Young Thug wants to reach star status by any means necessary. He’s even willing to give up his old moniker to do it. On “No, My Name Is JEFFERY,” the A-Town rapper trades in his old nom de guerre for his birth name. He also trades his usual skinny jeans for a periwinkle dress and an umbella-like hat on the cover art that breaks through all kinds of gender norms. This experimentation reflects Thug’s push towards joyful, gushing tracks that never stray too far from Thug’s gangster material of the past. The verdict: Name change or not, “JEFFERY” sounds more Thug than ever.
At a lean 10 tracks, “JEFFERY” is a lush foray into Thug’s signature mixture of fantasy and reality. He’s perfected his wacky melodies, taking cues from Wyclef Jean (both a feature and a track on the mixtape). The songs also draw on reggae influences, creating an eclectic listening experience. Many of the mixtape’s standouts sound blissful and high-energy, moving towards pop. Yet Thug is as always a little too zany to fit squarely into mainstream sound, and mixed in with the love odes (RiRi, Pop Man) are aggressive throwbacks like Harambe (named after the deceased gorilla-turned-meme) and Floyd Mayweather. Thug moves ever closer to a pop breakthrough without compromising his musical roots.
The mixtape itself is a tribute to his sources of inspiration, musical or otherwise. The name of every track refers to one of Young Thug’s role models, including titles like Future Swag, Guwop, and Webbie. This choice might be a subtle indication that Young Thug himself deserves to rank among the list of hip-hop heavyweights. If anything, the mixtape propels him further in that direction. Its earwormy hooks and brash confidence (“I got me a high self esteem”) prove that Thugger is reaching new heights of musical mastery.
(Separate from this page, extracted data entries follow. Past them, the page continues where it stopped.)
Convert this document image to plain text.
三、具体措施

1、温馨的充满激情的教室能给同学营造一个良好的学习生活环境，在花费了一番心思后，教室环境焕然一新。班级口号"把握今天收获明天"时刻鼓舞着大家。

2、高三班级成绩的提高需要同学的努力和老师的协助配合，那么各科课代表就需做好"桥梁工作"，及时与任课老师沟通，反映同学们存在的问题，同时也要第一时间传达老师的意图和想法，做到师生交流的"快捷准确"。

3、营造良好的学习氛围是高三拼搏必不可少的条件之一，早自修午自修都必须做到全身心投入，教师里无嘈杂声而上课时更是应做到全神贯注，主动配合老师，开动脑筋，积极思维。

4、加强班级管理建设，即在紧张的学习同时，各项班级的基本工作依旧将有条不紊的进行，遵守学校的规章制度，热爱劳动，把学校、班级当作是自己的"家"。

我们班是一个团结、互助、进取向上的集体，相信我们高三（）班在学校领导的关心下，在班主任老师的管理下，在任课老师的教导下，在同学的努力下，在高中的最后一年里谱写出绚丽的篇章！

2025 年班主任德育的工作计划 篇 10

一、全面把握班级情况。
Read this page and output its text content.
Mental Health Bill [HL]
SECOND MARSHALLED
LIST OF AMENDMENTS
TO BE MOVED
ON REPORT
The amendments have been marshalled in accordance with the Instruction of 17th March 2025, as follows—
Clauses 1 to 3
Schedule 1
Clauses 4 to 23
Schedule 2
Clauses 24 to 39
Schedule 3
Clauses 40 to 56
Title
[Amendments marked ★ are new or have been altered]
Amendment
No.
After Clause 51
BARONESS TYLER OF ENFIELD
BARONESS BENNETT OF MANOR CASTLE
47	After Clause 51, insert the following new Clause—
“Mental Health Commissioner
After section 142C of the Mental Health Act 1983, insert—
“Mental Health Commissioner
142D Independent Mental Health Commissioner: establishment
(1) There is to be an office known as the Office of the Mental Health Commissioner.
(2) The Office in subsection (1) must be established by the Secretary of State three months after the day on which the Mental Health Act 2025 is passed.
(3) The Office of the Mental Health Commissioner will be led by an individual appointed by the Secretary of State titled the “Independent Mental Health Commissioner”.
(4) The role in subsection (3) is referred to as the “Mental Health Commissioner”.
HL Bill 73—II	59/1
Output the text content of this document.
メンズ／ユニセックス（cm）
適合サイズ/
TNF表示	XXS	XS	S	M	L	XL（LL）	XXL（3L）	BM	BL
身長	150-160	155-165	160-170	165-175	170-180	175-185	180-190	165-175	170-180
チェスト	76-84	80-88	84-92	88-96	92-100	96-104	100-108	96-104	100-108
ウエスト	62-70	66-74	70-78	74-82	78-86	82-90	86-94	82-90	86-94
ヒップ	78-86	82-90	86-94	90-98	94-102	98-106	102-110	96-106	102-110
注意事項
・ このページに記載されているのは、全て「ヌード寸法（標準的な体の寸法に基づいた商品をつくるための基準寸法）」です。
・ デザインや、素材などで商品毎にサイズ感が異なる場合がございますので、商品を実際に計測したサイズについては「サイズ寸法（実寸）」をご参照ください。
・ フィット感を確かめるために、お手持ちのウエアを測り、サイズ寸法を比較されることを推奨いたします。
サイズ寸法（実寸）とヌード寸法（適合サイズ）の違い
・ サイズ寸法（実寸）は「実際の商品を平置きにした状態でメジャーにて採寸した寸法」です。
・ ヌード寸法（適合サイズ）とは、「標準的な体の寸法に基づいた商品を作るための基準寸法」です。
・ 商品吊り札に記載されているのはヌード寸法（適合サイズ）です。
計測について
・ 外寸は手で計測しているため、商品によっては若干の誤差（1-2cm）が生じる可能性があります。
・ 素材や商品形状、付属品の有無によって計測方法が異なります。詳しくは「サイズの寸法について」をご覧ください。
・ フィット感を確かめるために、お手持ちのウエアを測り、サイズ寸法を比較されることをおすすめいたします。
Yet in the end, despite the layers of lavish lifestyle boasting, it’s Thug’s sincerity that pays off. “I’m scared to trust you, I’m scared you’ll trick me,” he raps on RiRi. Thug’s fearless enough to reveal his emotions at crucial moments, giving his highly entertaining songs a counterpoint of depth. That combination of the fun and the heartfelt makes the mixtape an all around-hit. If it takes a name change to do that, that’s a small price to pay. Young Thug is dead, long live JEFFERY.